Our research focuses on novel approaches to regenerating the retinal pigment epithelium. Dysfunction of the retinal pigment epithelium is thought to play a central role in the pathophysiology of many eye diseases, such as macular degeneration. So regenerating this layer of cells is attractive from a therapeutic standpoint.
Visualizing the structural anatomy of the retina via immunohistochemistry has wide applications in retinal research. In our laboratory, we found obtaining useful results from rabbit eyes difficult due to tissue artifacts like retinal attachments and retinal folds. Despite these challenges, there are very few protocols existing that describe successful tissue processing of rabbit retina.
This protocol makes several important modifications to standard tissue processing techniques that result in excellent tissue sections of the rabbit retina. This study may allow researchers to obtain better results from their research that involves the use of immunohistochemistry in rabbit models. After transconjunctival enucleation of the rabbit eye, immediately place in a 50 milliliters of 4%paraformaldehyde and PBS on ice.
After 15 minutes, transfer the eye to a 100-millimeter dissection dish and fill the dish with PBS to prevent the eye from drying out. Under a dissection microscope, using a surgical blade, start making an incision one millimeter anterior to the limbus, keeping it parallel to the iris plane. Insert curved scissors into the initial incision and continue cutting circumferentially, maintaining a one millimeter distance from the limbus.
Then remove the cornea with forceps and gently wipe away PBS with a laboratory wipe. Place the cornea in 30%sucrose solution at room temperature for cryoprotection. Make an initial cut with curved scissors through the iris.
Then cut circumferentially around the eye, similar to the cornea removal, to separate the iris from the rest of the tissue. Remove the iris with forceps and gently wipe away excess PBS with a laboratory wipe. Place the iris in 30%sucrose solution at room temperature for cryoprotection.
After removing the cornea and iris, place the eye at 50 milliliters of 4%paraformaldehyde and put it on a shaker for gentle agitation. Leave the eye in 4%paraformaldehyde at four degrees Celsius overnight. The next day, place the eye in a dissection dish and fill the dish with PBS.
Under the dissection microscope, use forceps to carefully grasp the anterior lens capsule. Then carefully insert the scissors into the posterior chamber, orienting the blades posteriorly along the lens. Make an initial cut through the lens zonules with curved scissors.
Continue making small cuts in a circumferential pattern through the lens zonules. To confirm lens removal, gently grasp the anterior lens capsule with forceps and attempt to lift it. Upon separation, place the lens in 30%sucrose solution at room temperature for cryoprotection.

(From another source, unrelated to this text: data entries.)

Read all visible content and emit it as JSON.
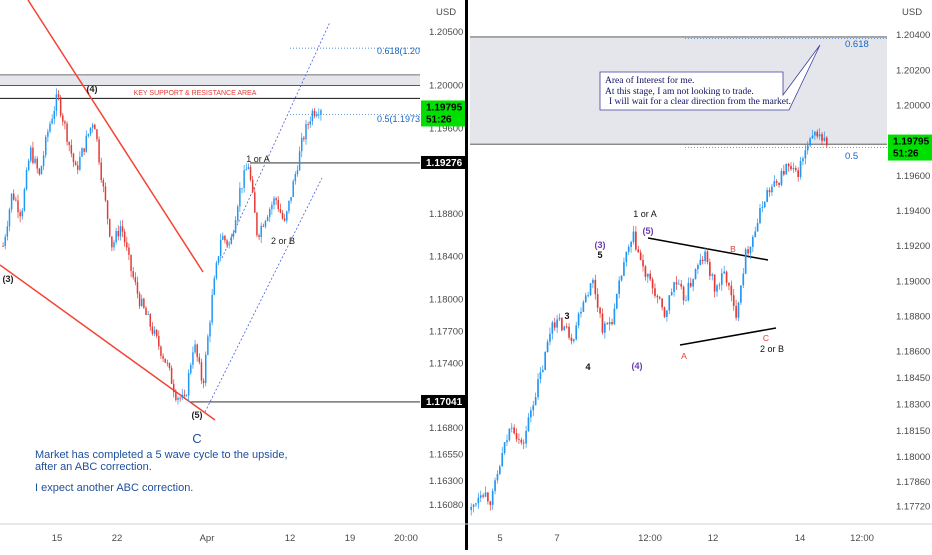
{
  "colors": {
    "up": "#2196f3",
    "down": "#e53935",
    "trendline": "#f44336",
    "channel": "#4a5cd9",
    "fib": "#1565c0",
    "zone": "#d9dbe3",
    "tag_green": "#00e000",
    "tag_black": "#000000",
    "divider": "#000000",
    "wave_purple": "#6a3cb0",
    "wave_red": "#e53935"
  },
  "chart_data": [
    {
      "type": "candlestick",
      "currency": "USD",
      "ylim": [
        1.159,
        1.208
      ],
      "y_ticks": [
        "1.20500",
        "1.20000",
        "1.19600",
        "1.18800",
        "1.18400",
        "1.18000",
        "1.17700",
        "1.17400",
        "1.16800",
        "1.16550",
        "1.16300",
        "1.16080"
      ],
      "x_ticks": [
        "15",
        "22",
        "Apr",
        "12",
        "19",
        "20:00"
      ],
      "price_tags": [
        {
          "value": 1.19795,
          "label": "1.19795",
          "sub": "51:26",
          "style": "green"
        },
        {
          "value": 1.19276,
          "label": "1.19276",
          "style": "black"
        },
        {
          "value": 1.17041,
          "label": "1.17041",
          "style": "black"
        }
      ],
      "fib_levels": [
        {
          "label": "0.618(1.203",
          "value": 1.2035
        },
        {
          "label": "0.5(1.19732",
          "value": 1.1973
        }
      ],
      "zone": {
        "label": "KEY SUPPORT & RESISTANCE AREA",
        "from": 1.2,
        "to": 1.201
      },
      "horizontal_lines": [
        1.1988,
        1.19276,
        1.17041
      ],
      "wave_labels": [
        "(4)",
        "(3)",
        "(5)",
        "C",
        "1 or A",
        "2 or B"
      ],
      "note_lines": [
        "Market has completed a 5 wave cycle to the upside,",
        "after an ABC correction.",
        "I expect another ABC correction."
      ],
      "trend": [
        1.185,
        1.19,
        1.188,
        1.194,
        1.1915,
        1.196,
        1.199,
        1.1955,
        1.192,
        1.1945,
        1.197,
        1.1905,
        1.185,
        1.187,
        1.183,
        1.18,
        1.178,
        1.176,
        1.174,
        1.1712,
        1.1704,
        1.176,
        1.172,
        1.18,
        1.186,
        1.185,
        1.19,
        1.1927,
        1.186,
        1.188,
        1.1895,
        1.187,
        1.191,
        1.195,
        1.1975,
        1.198
      ]
    },
    {
      "type": "candlestick",
      "currency": "USD",
      "ylim": [
        1.1762,
        1.206
      ],
      "y_ticks": [
        "1.20400",
        "1.20200",
        "1.20000",
        "1.19800",
        "1.19600",
        "1.19400",
        "1.19200",
        "1.19000",
        "1.18800",
        "1.18600",
        "1.18450",
        "1.18300",
        "1.18150",
        "1.18000",
        "1.17860",
        "1.17720"
      ],
      "x_ticks": [
        "5",
        "7",
        "12:00",
        "12",
        "14",
        "12:00"
      ],
      "price_tags": [
        {
          "value": 1.19795,
          "label": "1.19795",
          "sub": "51:26",
          "style": "green"
        }
      ],
      "fib_levels": [
        {
          "label": "0.618",
          "value": 1.2038
        },
        {
          "label": "0.5",
          "value": 1.1976
        }
      ],
      "zone": {
        "from": 1.1978,
        "to": 1.2039
      },
      "callout_lines": [
        "Area of Interest for me.",
        "At this stage, I am not looking to trade.",
        "I will wait for a clear direction from the market."
      ],
      "wave_labels": [
        "3",
        "4",
        "(3)",
        "5",
        "(4)",
        "(5)",
        "1 or A",
        "A",
        "B",
        "C",
        "2 or B"
      ],
      "trend": [
        1.177,
        1.1782,
        1.1775,
        1.18,
        1.182,
        1.1805,
        1.183,
        1.185,
        1.1878,
        1.1875,
        1.1868,
        1.189,
        1.19,
        1.1872,
        1.188,
        1.191,
        1.1925,
        1.1905,
        1.1895,
        1.188,
        1.19,
        1.189,
        1.1905,
        1.1915,
        1.1895,
        1.1905,
        1.188,
        1.1915,
        1.193,
        1.195,
        1.1955,
        1.1965,
        1.196,
        1.1975,
        1.1985,
        1.1978
      ]
    }
  ]
}
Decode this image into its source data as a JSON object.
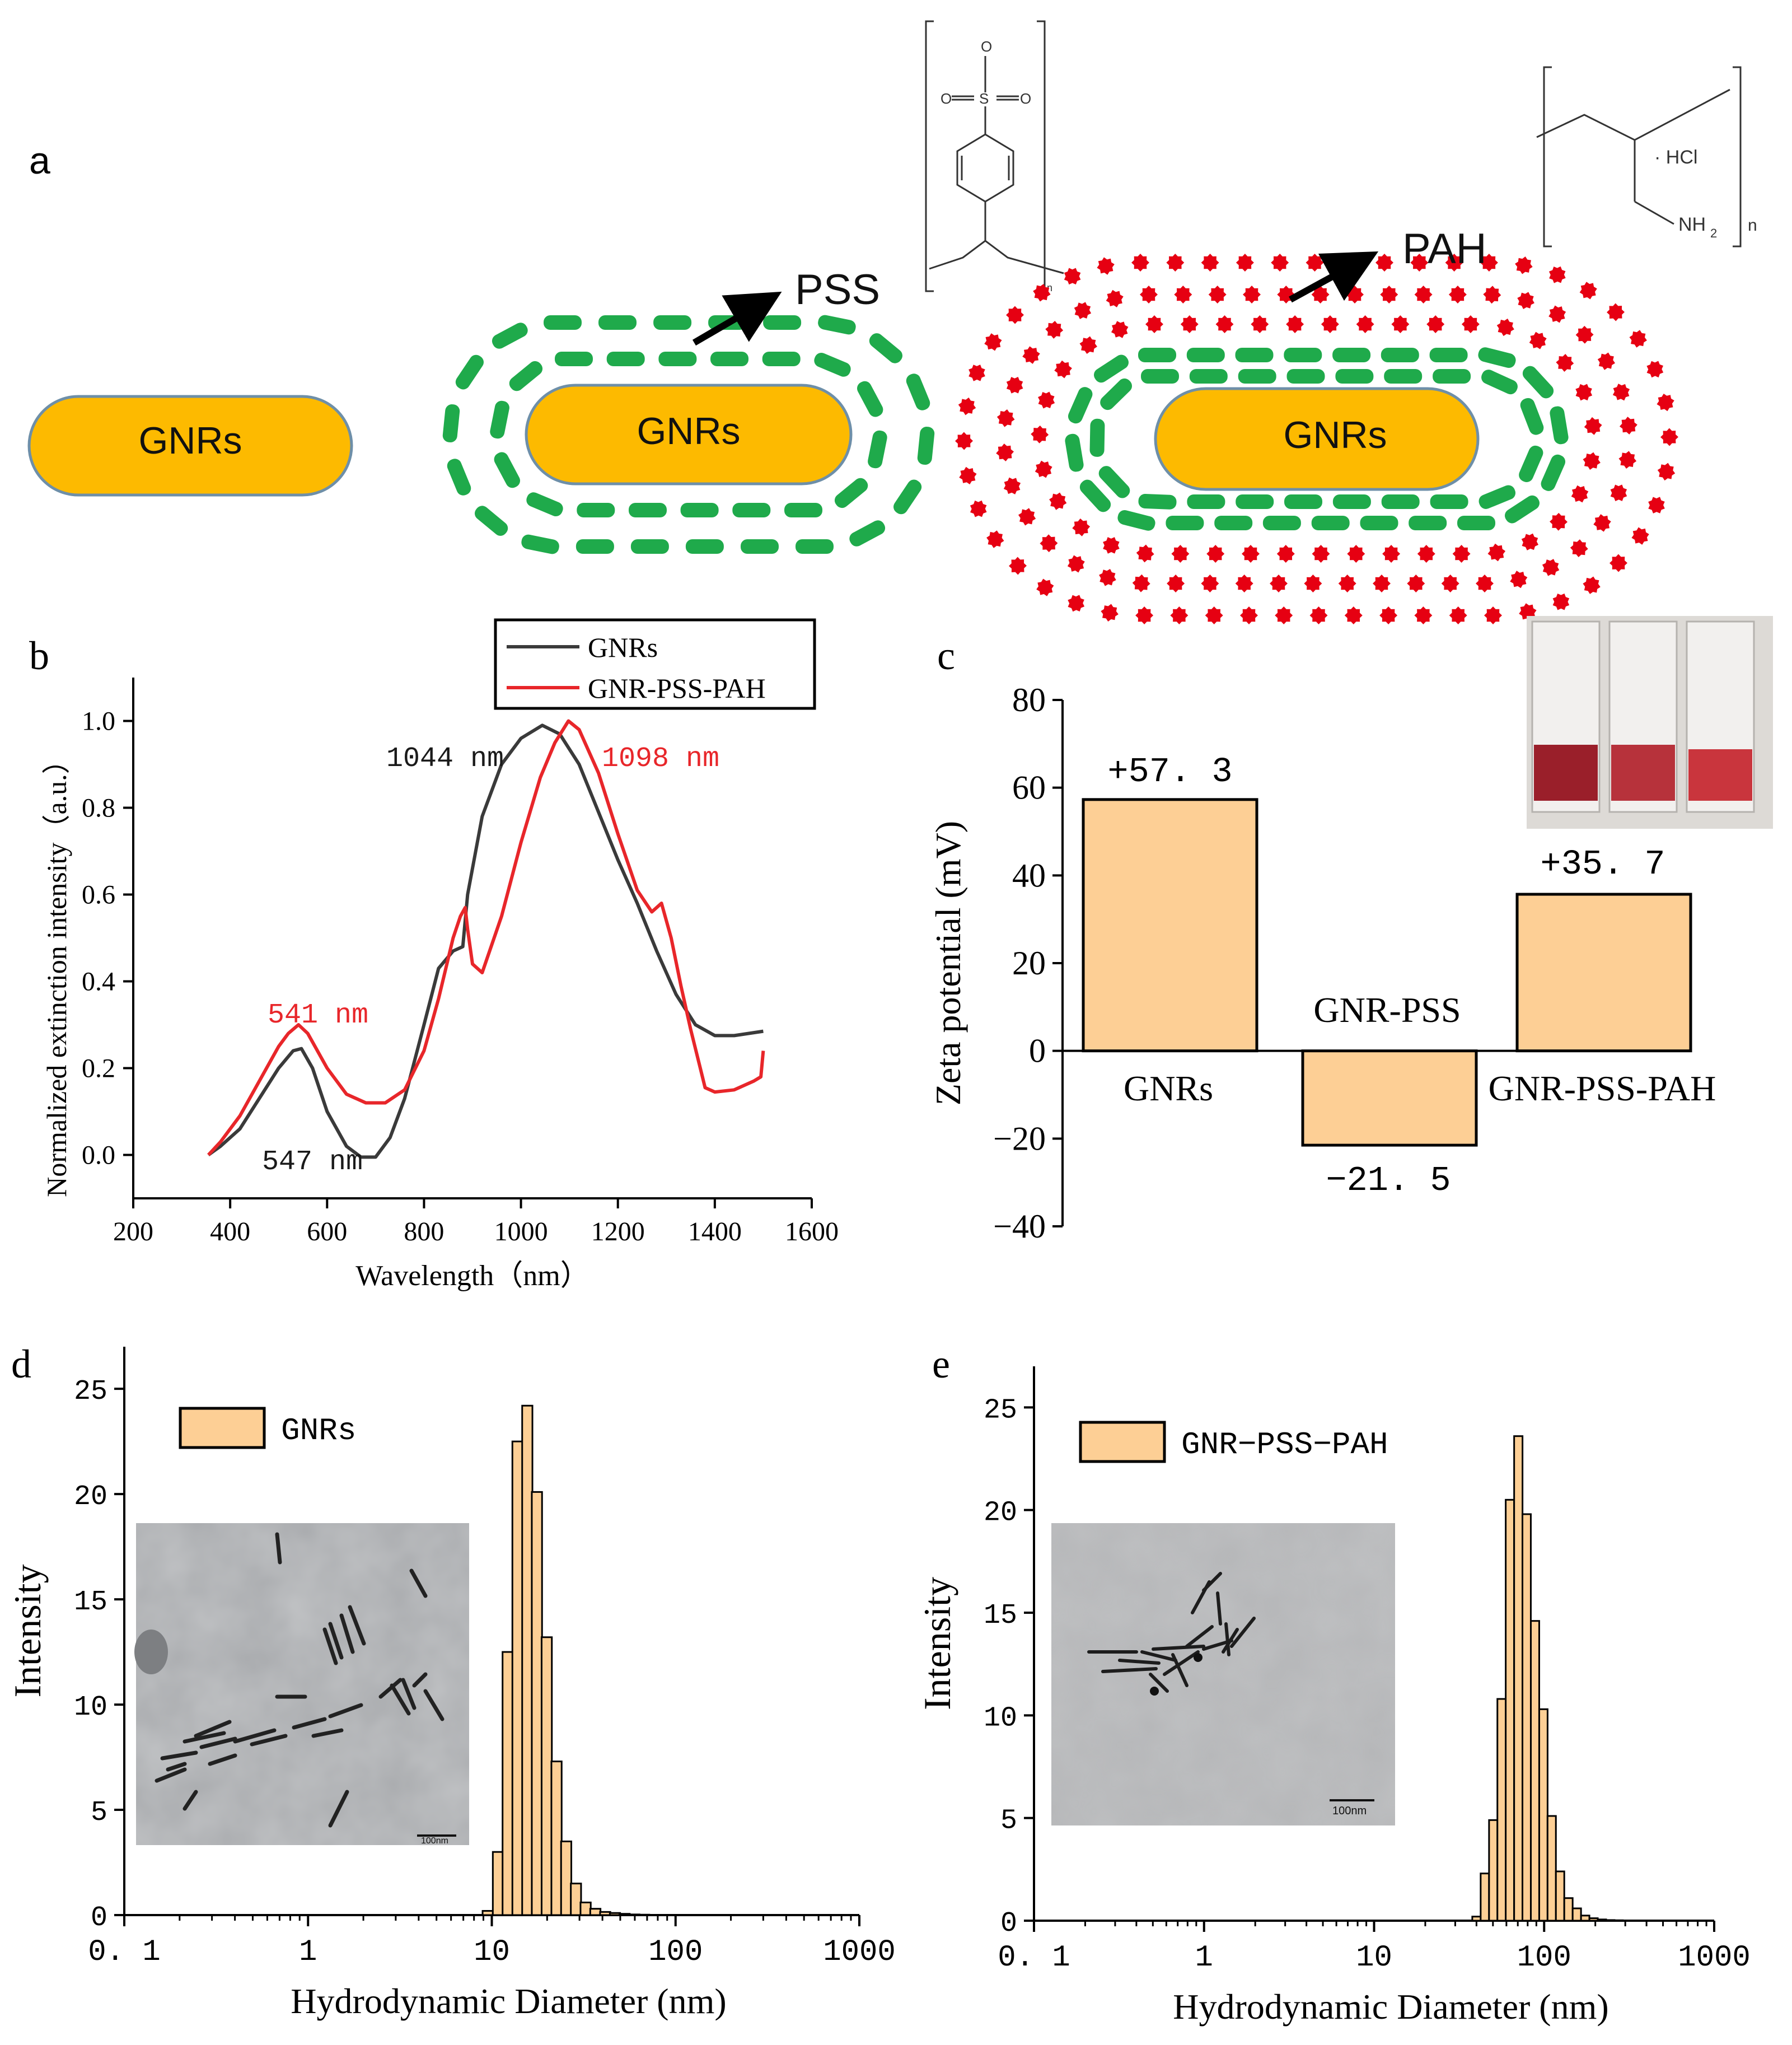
{
  "panel_a": {
    "label": "a",
    "particle_labels": [
      "GNRs",
      "GNRs",
      "GNRs"
    ],
    "pss_label": "PSS",
    "pah_label": "PAH",
    "pss_formula": {
      "sulfonate": "O",
      "s_atom": "S",
      "oxygen_left": "O",
      "oxygen_right": "O",
      "repeat": "n"
    },
    "pah_formula": {
      "hcl": "· HCl",
      "amine": "NH",
      "amine_sub": "2",
      "repeat": "n"
    },
    "colors": {
      "gold": "#FDBA00",
      "gold_edge": "#6E8FA8",
      "pss": "#1FAA4B",
      "pah": "#E60012"
    }
  },
  "chart_data": [
    {
      "panel": "b",
      "type": "line",
      "title": "",
      "xlabel": "Wavelength（nm）",
      "ylabel": "Normalized extinction intensity（a.u.）",
      "xlim": [
        200,
        1600
      ],
      "ylim": [
        -0.1,
        1.1
      ],
      "xticks": [
        200,
        400,
        600,
        800,
        1000,
        1200,
        1400,
        1600
      ],
      "yticks": [
        0.0,
        0.2,
        0.4,
        0.6,
        0.8,
        1.0
      ],
      "xtick_labels": [
        "200",
        "400",
        "600",
        "800",
        "1000",
        "1200",
        "1400",
        "1600"
      ],
      "ytick_labels": [
        "0.0",
        "0.2",
        "0.4",
        "0.6",
        "0.8",
        "1.0"
      ],
      "legend": {
        "position": "top",
        "entries": [
          "GNRs",
          "GNR-PSS-PAH"
        ]
      },
      "series": [
        {
          "name": "GNRs",
          "color": "#3a3a3a",
          "x": [
            355,
            380,
            420,
            460,
            500,
            530,
            547,
            570,
            600,
            640,
            670,
            700,
            730,
            760,
            800,
            830,
            860,
            880,
            890,
            920,
            960,
            1000,
            1044,
            1080,
            1120,
            1160,
            1200,
            1240,
            1280,
            1320,
            1360,
            1400,
            1440,
            1500
          ],
          "y": [
            0.0,
            0.02,
            0.06,
            0.13,
            0.2,
            0.24,
            0.245,
            0.2,
            0.1,
            0.02,
            -0.005,
            -0.005,
            0.04,
            0.13,
            0.3,
            0.43,
            0.47,
            0.48,
            0.6,
            0.78,
            0.9,
            0.96,
            0.99,
            0.97,
            0.9,
            0.79,
            0.68,
            0.58,
            0.47,
            0.37,
            0.3,
            0.275,
            0.275,
            0.285
          ]
        },
        {
          "name": "GNR-PSS-PAH",
          "color": "#e8262a",
          "x": [
            355,
            380,
            420,
            460,
            500,
            520,
            541,
            560,
            600,
            640,
            680,
            720,
            760,
            800,
            830,
            860,
            875,
            885,
            890,
            900,
            920,
            960,
            1000,
            1040,
            1070,
            1098,
            1120,
            1160,
            1200,
            1240,
            1270,
            1290,
            1310,
            1330,
            1350,
            1370,
            1380,
            1400,
            1440,
            1480,
            1495,
            1500
          ],
          "y": [
            0.0,
            0.03,
            0.09,
            0.17,
            0.25,
            0.28,
            0.3,
            0.28,
            0.2,
            0.14,
            0.12,
            0.12,
            0.15,
            0.24,
            0.36,
            0.5,
            0.55,
            0.57,
            0.52,
            0.44,
            0.42,
            0.55,
            0.72,
            0.87,
            0.95,
            1.0,
            0.98,
            0.88,
            0.74,
            0.61,
            0.56,
            0.58,
            0.5,
            0.39,
            0.29,
            0.2,
            0.155,
            0.145,
            0.15,
            0.17,
            0.18,
            0.24
          ]
        }
      ],
      "annotations": [
        {
          "text": "1044 nm",
          "color": "#1a1a1a"
        },
        {
          "text": "1098 nm",
          "color": "#e8262a"
        },
        {
          "text": "541 nm",
          "color": "#e8262a"
        },
        {
          "text": "547 nm",
          "color": "#1a1a1a"
        }
      ]
    },
    {
      "panel": "c",
      "type": "bar",
      "title": "",
      "xlabel": "",
      "ylabel": "Zeta potential (mV)",
      "ylim": [
        -40,
        80
      ],
      "yticks": [
        -40,
        -20,
        0,
        20,
        40,
        60,
        80
      ],
      "ytick_labels": [
        "−40",
        "−20",
        "0",
        "20",
        "40",
        "60",
        "80"
      ],
      "categories": [
        "GNRs",
        "GNR-PSS",
        "GNR-PSS-PAH"
      ],
      "values": [
        57.3,
        -21.5,
        35.7
      ],
      "value_labels": [
        "+57. 3",
        "−21. 5",
        "+35. 7"
      ],
      "bar_color": "#FDCF95"
    },
    {
      "panel": "d",
      "type": "bar",
      "title": "",
      "xlabel": "Hydrodynamic Diameter (nm)",
      "ylabel": "Intensity",
      "xscale": "log",
      "xlim": [
        0.1,
        1000
      ],
      "ylim": [
        0,
        27
      ],
      "xticks": [
        0.1,
        1,
        10,
        100,
        1000
      ],
      "xtick_labels": [
        "0. 1",
        "1",
        "10",
        "100",
        "1000"
      ],
      "yticks": [
        0,
        5,
        10,
        15,
        20,
        25
      ],
      "ytick_labels": [
        "0",
        "5",
        "10",
        "15",
        "20",
        "25"
      ],
      "legend": {
        "position": "top-left",
        "entries": [
          "GNRs"
        ]
      },
      "inset": {
        "type": "TEM image",
        "scale_bar": "100nm",
        "position": "left"
      },
      "x": [
        9.5,
        10.8,
        12.2,
        13.8,
        15.6,
        17.6,
        19.9,
        22.5,
        25.4,
        28.7,
        32.4,
        36.6,
        41.4,
        46.8,
        52.8,
        59.7,
        67.5
      ],
      "values": [
        0.2,
        3.0,
        12.5,
        22.5,
        24.2,
        20.1,
        13.2,
        7.3,
        3.5,
        1.5,
        0.6,
        0.3,
        0.15,
        0.1,
        0.06,
        0.03,
        0.02
      ],
      "bar_color": "#FDCF95"
    },
    {
      "panel": "e",
      "type": "bar",
      "title": "",
      "xlabel": "Hydrodynamic Diameter (nm)",
      "ylabel": "Intensity",
      "xscale": "log",
      "xlim": [
        0.1,
        1000
      ],
      "ylim": [
        0,
        27
      ],
      "xticks": [
        0.1,
        1,
        10,
        100,
        1000
      ],
      "xtick_labels": [
        "0. 1",
        "1",
        "10",
        "100",
        "1000"
      ],
      "yticks": [
        0,
        5,
        10,
        15,
        20,
        25
      ],
      "ytick_labels": [
        "0",
        "5",
        "10",
        "15",
        "20",
        "25"
      ],
      "legend": {
        "position": "top-left",
        "entries": [
          "GNR−PSS−PAH"
        ]
      },
      "inset": {
        "type": "TEM image",
        "scale_bar": "100nm",
        "position": "left"
      },
      "x": [
        40.0,
        44.8,
        50.2,
        56.2,
        62.9,
        70.5,
        78.9,
        88.4,
        99.0,
        110.8,
        124.1,
        139.0,
        155.7,
        174.4,
        195.3,
        218.7,
        245.0,
        274.3
      ],
      "values": [
        0.2,
        2.3,
        4.9,
        10.8,
        20.5,
        23.6,
        19.8,
        14.6,
        10.3,
        5.1,
        2.4,
        1.1,
        0.6,
        0.25,
        0.12,
        0.06,
        0.03,
        0.02
      ],
      "bar_color": "#FDCF95"
    }
  ],
  "panel_labels": {
    "b": "b",
    "c": "c",
    "d": "d",
    "e": "e"
  }
}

Place the eye in 50 milliliters of 30%sucrose in PBS at four degrees Celsius for 24 to 48 hours for cryoprotection. To expedite cryoprotection, replace the initial sucrose solution with a fresh one after eight to 12 hours. After cryoprotection of the rabbit eye is complete, transfer it from a 30%sucrose solution to a 100-millimeter dissection dish.
Under a dissecting microscope, carefully flip the eye to remove excess sucrose solution from the inner part of the eye. Using a wipe, gently wipe away excess sucrose solution from the outer part of the eye. Fill a disposable embedding mold with optimal cutting temperature or OCT compound to a depth of 0.5 to one centimeter.
Place the eye in the embedding mold facing upward and slowly fill the inner part of the eye with OCT compound, avoiding bubble formation. Once the eye is submerged in the OCT compound and does not touch the inner surfaces of the mold, wrap the embedding mold in paraffin and store it at four degrees Celsius overnight. The next day, place the embedding mold in a dissection dish.
If possible, gently remove the OCT compound from the inside of the eye with a wipe. Transfer the eye to a new embedding mold filled with fresh OCT compound. Then fill the mold as previously done to ensure the final embedding medium is free of debris or imperfections.
Label the mold for orientation purposes. Position the eye upward in the cryo mold so the OCT compound lines the inner retina. Use the optic nerve head as a landmark for determining the superior part of the eye.
Place the labeled embedding mold on dry ice, ensuring that the eye is not touching the inner surfaces of the mold or exposed to air. Mount the block on the cryostat with the superior part of the eye facing up and the inferior part down with the remaining cornea and iris facing to the right or left. Position a fresh blade parallel to the vertical axis of the eye to section it.
After cutting the sections and drying overnight, place the slide in a freezer at 80 degrees Celsius. The fluorescence images of a whole retinal cryosection of rabbit eye demonstrated a uniform pigmented retinal pigment epithelium layer without significant detachment from the overlying photoreceptor layer. A brightfield image of the retinal section further demonstrates intact retinal morphology of all layers.